I asked John how he maintains that positive outlook on travel. This is where our difference of approach comes into play, because I travel with a group of friends, while John goes solo.
In the pragmatic sense, a lot of my own positive outlook is bolstered by those I surround myself with. I can look on the bright side, but man, it really helps to have folks around me doing the same. John, however, is traveling alone, so his answer? “I try to focus on keeping a cool head with respect to the inconveniences of travel. Air travel, for example, can be quite uncomfortable and frustrating... but by leaving that frustration at the airport, I am able to better focus on the joy in the destination and the purpose of travel.”
“I couldn't help but agree; keeping a cool head is paramount.”
We can’t control those around us, and we aren’t always in control of our circumstances, but what we can control is our attitude toward it. I much prefer to focus on the joys of a journey than the (albeit inevitable) difficulties – not just looking back on the memory of it, but as I am experiencing it in the moment. As I mentioned before, part of how I do that is by the company I keep – that they be of a similar mind. It helps me regulate my “head coolness.” So, I had to ask, “As an independent traveler, what is a practical way you regulate, stay cool-headed and enjoy the journey? You mentioned the example of leaving your frustrations at the airport – how do you do that?”
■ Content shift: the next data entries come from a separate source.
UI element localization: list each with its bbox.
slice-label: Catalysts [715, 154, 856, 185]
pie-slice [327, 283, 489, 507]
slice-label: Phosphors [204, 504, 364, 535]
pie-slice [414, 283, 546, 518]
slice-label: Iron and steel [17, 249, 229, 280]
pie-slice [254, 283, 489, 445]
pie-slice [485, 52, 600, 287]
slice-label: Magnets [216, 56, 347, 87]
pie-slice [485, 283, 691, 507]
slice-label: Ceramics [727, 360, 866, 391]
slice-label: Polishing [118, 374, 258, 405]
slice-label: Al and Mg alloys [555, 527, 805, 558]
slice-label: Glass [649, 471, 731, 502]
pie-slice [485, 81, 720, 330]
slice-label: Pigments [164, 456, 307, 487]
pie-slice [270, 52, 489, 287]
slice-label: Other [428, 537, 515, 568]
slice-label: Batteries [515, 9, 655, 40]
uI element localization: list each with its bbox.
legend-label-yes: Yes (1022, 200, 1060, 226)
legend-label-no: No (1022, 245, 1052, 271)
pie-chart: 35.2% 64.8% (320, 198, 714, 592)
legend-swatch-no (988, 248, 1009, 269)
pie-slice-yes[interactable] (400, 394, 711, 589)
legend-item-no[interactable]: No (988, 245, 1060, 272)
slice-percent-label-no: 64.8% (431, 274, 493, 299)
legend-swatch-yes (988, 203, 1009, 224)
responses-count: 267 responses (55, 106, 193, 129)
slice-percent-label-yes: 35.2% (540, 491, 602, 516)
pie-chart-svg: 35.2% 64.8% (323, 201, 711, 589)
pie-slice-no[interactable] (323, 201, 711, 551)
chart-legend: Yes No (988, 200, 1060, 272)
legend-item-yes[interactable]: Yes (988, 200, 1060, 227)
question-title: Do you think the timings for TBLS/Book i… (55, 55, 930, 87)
To this, John made a great point. “It is through an understanding that there is a time and place to deal with conflict. If there is an issue with air travel that cannot be immediately resolved, it is best to address that through the appropriate channels at a convenient time. In nearly all cases, the appropriate time would not be to interfere with the very reason I have traveled. Save that work for after the journey, if possible.”
This is applicable, not only to travel, but to everyday life. Difficulties arise left and right, but they don’t have to ruin everything.
“Adopt a positive outlook by leaving those frustrations ‘at the airport,’ to deal with later and enjoy the rest of what’s in front of you.”
I believe, by doing this, you’ll discover a world of wonder and joy.